NSERC Industrial Research Chair Builds for the Future

PHOTO CREDIT: Hope Walls Photography

The future of the oil sands industry relies on improving environmental performance. Perhaps equally important is the future generation of great minds who will be required to carry today’s efforts forward.

The Natural Sciences and Engineering Research Council of Canada (NSERC)—which is committed to making Canada “a country of discoverers and innovators for the benefit of all citizens”—brings industry and universities together, so engineering students can apply the concepts they learn in real life situations, helping to build on the country’s industrial excellence for tomorrow. Its Industrial Research Chair program puts some of the country’s best researchers in charge of NSERC’s major research endeavours of interest to industry.

Dr.
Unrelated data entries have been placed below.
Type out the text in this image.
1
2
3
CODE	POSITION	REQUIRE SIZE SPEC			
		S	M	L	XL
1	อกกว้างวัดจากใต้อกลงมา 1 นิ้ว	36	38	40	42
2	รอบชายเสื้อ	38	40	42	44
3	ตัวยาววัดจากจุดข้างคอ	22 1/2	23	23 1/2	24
Ward Wilson, a University of Alberta engineering professor and renowned expert in advanced mine waste management, was appointed as the NSERC/COSIA Industrial Research Chair in Oil Sands Tailings Geotechnique in 2014. Alberta Innovates is also a funder and partner in the Chair.

Now at the halfway point of the five-year term, he and his team of researchers are working on 19 projects, each directed at improving tailings management. The projects cover four themes: tailings and oil sands deposition, dewatering tailings, assessing and improving oil sands deposition, and the long-term behaviour of fine fluid tailings. While the research will have long-term impact on how tailings can be managed and the technologies developed to help accelerate reclamation, it is the opportunity to work with some of the university’s brightest students that means the most to Ward.
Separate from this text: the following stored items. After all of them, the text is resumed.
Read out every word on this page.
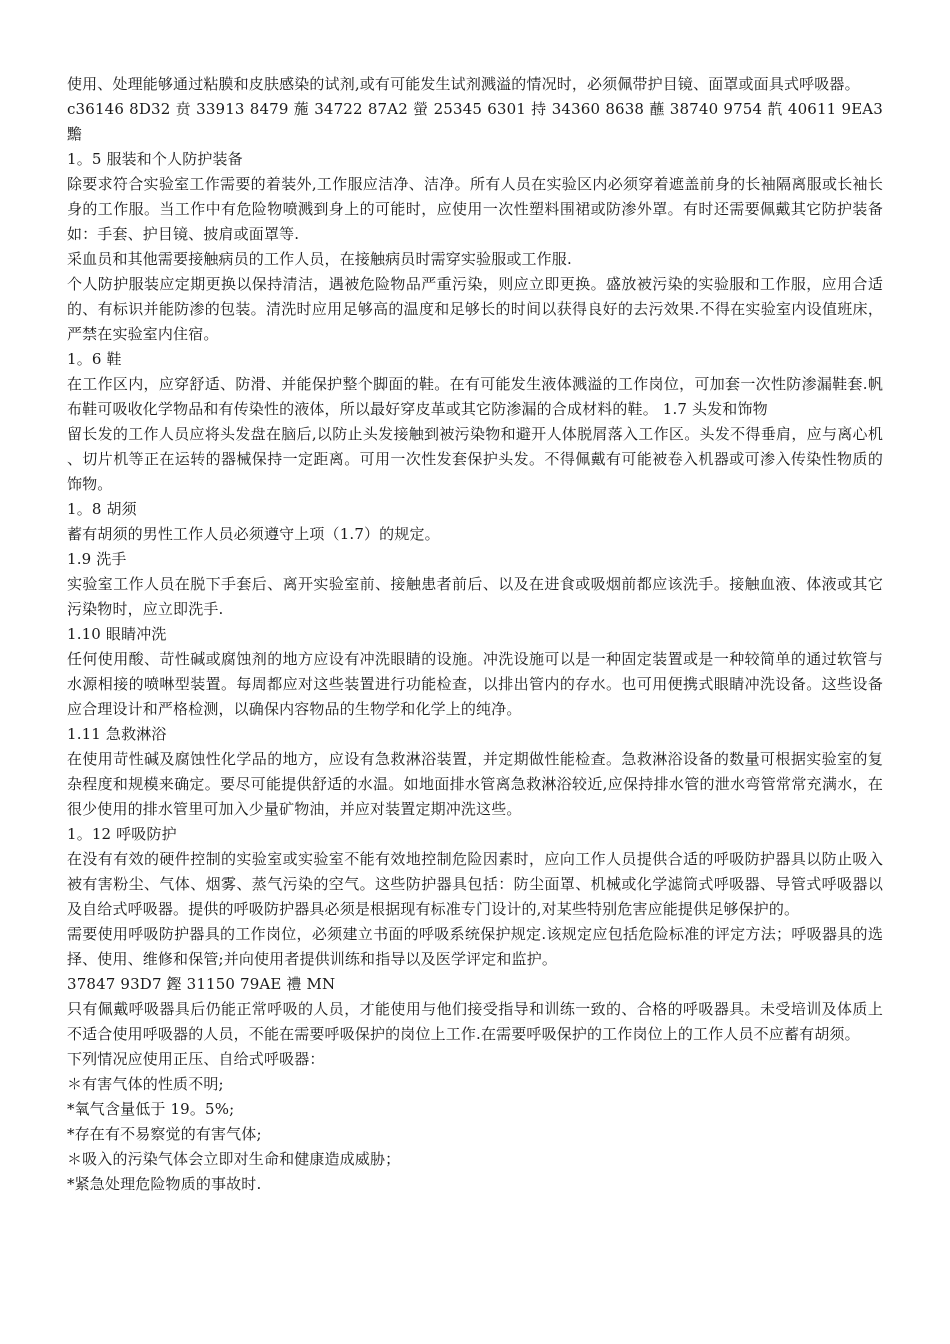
使用、处理能够通过粘膜和皮肤感染的试剂,或有可能发生试剂溅溢的情况时，必须佩带护目镜、面罩或面具式呼吸器。

c36146 8D32 贲 33913 8479 葹 34722 87A2 螢 25345 6301 持 34360 8638 蘸 38740 9754 靔 40611 9EA3 黵

1。5 服装和个人防护装备

除要求符合实验室工作需要的着装外,工作服应洁净、洁净。所有人员在实验区内必须穿着遮盖前身的长袖隔离服或长袖长身的工作服。当工作中有危险物喷溅到身上的可能时，应使用一次性塑料围裙或防渗外罩。有时还需要佩戴其它防护装备如：手套、护目镜、披肩或面罩等.

采血员和其他需要接触病员的工作人员，在接触病员时需穿实验服或工作服.

个人防护服装应定期更换以保持清洁，遇被危险物品严重污染，则应立即更换。盛放被污染的实验服和工作服，应用合适的、有标识并能防渗的包装。清洗时应用足够高的温度和足够长的时间以获得良好的去污效果.不得在实验室内设值班床，严禁在实验室内住宿。

1。6 鞋

在工作区内，应穿舒适、防滑、并能保护整个脚面的鞋。在有可能发生液体溅溢的工作岗位，可加套一次性防渗漏鞋套.帆布鞋可吸收化学物品和有传染性的液体，所以最好穿皮革或其它防渗漏的合成材料的鞋。 1.7 头发和饰物

留长发的工作人员应将头发盘在脑后,以防止头发接触到被污染物和避开人体脱屑落入工作区。头发不得垂肩，应与离心机、切片机等正在运转的器械保持一定距离。可用一次性发套保护头发。不得佩戴有可能被卷入机器或可渗入传染性物质的饰物。

1。8 胡须

蓄有胡须的男性工作人员必须遵守上项（1.7）的规定。

1.9 洗手

实验室工作人员在脱下手套后、离开实验室前、接触患者前后、以及在进食或吸烟前都应该洗手。接触血液、体液或其它污染物时，应立即洗手.

1.10 眼睛冲洗

任何使用酸、苛性碱或腐蚀剂的地方应设有冲洗眼睛的设施。冲洗设施可以是一种固定装置或是一种较简单的通过软管与水源相接的喷啉型装置。每周都应对这些装置进行功能检查，以排出管内的存水。也可用便携式眼睛冲洗设备。这些设备应合理设计和严格检测，以确保内容物品的生物学和化学上的纯净。

1.11 急救淋浴

在使用苛性碱及腐蚀性化学品的地方，应设有急救淋浴装置，并定期做性能检查。急救淋浴设备的数量可根据实验室的复杂程度和规模来确定。要尽可能提供舒适的水温。如地面排水管离急救淋浴较近,应保持排水管的泄水弯管常常充满水，在很少使用的排水管里可加入少量矿物油，并应对装置定期冲洗这些。

1。12 呼吸防护

在没有有效的硬件控制的实验室或实验室不能有效地控制危险因素时，应向工作人员提供合适的呼吸防护器具以防止吸入被有害粉尘、气体、烟雾、蒸气污染的空气。这些防护器具包括：防尘面罩、机械或化学滤筒式呼吸器、导管式呼吸器以及自给式呼吸器。提供的呼吸防护器具必须是根据现有标准专门设计的,对某些特别危害应能提供足够保护的。

需要使用呼吸防护器具的工作岗位，必须建立书面的呼吸系统保护规定.该规定应包括危险标准的评定方法；呼吸器具的选择、使用、维修和保管;并向使用者提供训练和指导以及医学评定和监护。

37847 93D7 鏗 31150 79AE 禮 MN

只有佩戴呼吸器具后仍能正常呼吸的人员，才能使用与他们接受指导和训练一致的、合格的呼吸器具。未受培训及体质上不适合使用呼吸器的人员，不能在需要呼吸保护的岗位上工作.在需要呼吸保护的工作岗位上的工作人员不应蓄有胡须。

下列情况应使用正压、自给式呼吸器：

＊有害气体的性质不明;

*氧气含量低于 19。5%;

*存在有不易察觉的有害气体;

＊吸入的污染气体会立即对生命和健康造成威胁；

*紧急处理危险物质的事故时.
“In all of the years I’ve engaged in universities, I’ve never had the pleasure of such a successful research program,” says Ward. “I’ve been able to recruit outstanding students at all levels, Canadian and international. I am working with such high-caliber students, who’ve won NSERC awards and scholarships, and are committed to the work in a way that is very impressive.”
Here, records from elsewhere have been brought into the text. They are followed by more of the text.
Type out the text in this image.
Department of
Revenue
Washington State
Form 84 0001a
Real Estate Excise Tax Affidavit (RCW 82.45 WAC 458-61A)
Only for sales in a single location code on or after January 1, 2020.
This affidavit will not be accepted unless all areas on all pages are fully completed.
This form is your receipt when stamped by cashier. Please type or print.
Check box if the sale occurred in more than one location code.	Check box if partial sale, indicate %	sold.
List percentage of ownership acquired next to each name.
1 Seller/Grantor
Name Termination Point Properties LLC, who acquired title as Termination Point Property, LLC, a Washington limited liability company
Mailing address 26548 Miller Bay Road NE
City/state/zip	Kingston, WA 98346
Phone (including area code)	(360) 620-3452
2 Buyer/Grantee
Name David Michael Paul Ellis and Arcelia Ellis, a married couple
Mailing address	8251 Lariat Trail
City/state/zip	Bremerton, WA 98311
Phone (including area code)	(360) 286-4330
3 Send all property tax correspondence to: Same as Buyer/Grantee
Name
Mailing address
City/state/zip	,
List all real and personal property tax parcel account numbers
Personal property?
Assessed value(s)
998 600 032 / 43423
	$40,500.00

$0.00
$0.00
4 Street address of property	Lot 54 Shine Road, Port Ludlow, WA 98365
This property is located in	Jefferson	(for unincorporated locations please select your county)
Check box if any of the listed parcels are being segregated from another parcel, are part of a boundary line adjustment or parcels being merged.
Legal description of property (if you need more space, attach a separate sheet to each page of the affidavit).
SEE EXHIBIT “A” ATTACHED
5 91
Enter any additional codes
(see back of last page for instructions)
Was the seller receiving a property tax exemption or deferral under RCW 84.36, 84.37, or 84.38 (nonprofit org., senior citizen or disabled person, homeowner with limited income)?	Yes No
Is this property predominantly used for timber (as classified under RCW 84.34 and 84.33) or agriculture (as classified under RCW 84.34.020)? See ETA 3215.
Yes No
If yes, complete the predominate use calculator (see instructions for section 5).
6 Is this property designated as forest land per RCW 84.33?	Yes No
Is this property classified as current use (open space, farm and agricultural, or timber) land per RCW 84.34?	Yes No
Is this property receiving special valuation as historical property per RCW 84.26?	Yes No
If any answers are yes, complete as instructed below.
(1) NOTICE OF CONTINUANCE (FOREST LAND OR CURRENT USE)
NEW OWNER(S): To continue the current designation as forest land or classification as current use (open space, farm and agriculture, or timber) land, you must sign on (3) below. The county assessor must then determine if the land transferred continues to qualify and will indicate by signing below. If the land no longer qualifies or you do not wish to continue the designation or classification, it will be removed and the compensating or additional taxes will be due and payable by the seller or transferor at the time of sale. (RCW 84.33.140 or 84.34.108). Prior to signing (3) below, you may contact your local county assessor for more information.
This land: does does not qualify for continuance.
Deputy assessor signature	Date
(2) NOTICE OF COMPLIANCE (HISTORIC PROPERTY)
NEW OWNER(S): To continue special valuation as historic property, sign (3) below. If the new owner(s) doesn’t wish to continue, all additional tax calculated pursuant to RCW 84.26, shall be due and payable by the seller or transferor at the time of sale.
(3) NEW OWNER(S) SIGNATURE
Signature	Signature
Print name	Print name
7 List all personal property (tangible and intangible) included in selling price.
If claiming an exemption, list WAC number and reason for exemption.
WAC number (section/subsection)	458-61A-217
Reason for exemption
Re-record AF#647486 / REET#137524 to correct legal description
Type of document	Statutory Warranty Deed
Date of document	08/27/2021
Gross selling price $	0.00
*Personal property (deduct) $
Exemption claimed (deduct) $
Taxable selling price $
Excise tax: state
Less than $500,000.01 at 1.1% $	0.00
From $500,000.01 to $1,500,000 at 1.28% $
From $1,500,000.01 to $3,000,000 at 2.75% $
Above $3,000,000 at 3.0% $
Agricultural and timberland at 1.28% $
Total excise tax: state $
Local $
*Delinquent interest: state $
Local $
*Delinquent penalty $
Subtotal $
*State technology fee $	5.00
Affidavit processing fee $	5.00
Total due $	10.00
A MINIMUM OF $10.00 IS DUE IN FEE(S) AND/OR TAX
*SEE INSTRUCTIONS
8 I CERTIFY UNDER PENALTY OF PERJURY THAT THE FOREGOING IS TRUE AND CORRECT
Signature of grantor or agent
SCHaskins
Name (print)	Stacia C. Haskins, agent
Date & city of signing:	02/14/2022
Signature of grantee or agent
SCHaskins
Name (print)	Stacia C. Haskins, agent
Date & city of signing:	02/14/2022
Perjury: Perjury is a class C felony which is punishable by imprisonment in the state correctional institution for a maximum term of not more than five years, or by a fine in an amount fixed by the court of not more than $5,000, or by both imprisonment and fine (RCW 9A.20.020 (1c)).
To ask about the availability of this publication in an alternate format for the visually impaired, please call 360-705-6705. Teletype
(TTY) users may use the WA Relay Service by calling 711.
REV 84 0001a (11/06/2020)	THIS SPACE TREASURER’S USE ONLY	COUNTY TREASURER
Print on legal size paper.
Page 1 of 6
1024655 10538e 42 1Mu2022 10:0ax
With seven students currently engaged in the program, and four more set to join, the program brings together academics at all levels, from PhD to Masters to post-doctorates. It also includes a remarkable set of active, external collaborators, who bring expertise from all areas of environmental sciences, mechanical engineering, technology development and tailings management (including Dr. Paul Simms, featured in this issue’s innovator profile.) Dr. Nicholas Beier, an assistant professor in Geoenvironmental Engineering, also at the University of Alberta, joined at the end of last year, as part of the program’s plans to involve new faculty in its major research programs.

“As we move into the second half, we are on schedule with all the projects,” says Nicholas. “We’re recruiting another batch of students as a few of the current group are about to defend or have already defended their theses. It means a lot that these students get the chance to work right on operational oil sands sites, and engage directly with industry experts in the field.”

The researchers meet with members of COSIA’s Tailings Environmental Priority Area regularly, including most recently in Calgary at the beginning of October, to present the latest results and answer questions. There are also frequent opportunities for project-by-project interaction.

“Investment in research and innovation like this is critical as the industry moves forward to face its challenges,” said Joy Romero, Canadian Natural’s vice president, Technology and Innovation, at a celebration announcing the most recent NSERC Industrial Research Chair appointees in April. “To remain competitive and ensure a sustainable industry that meets Canada’s and the world’s energy needs for the long-term, we need to continue to build capacity for tomorrow.”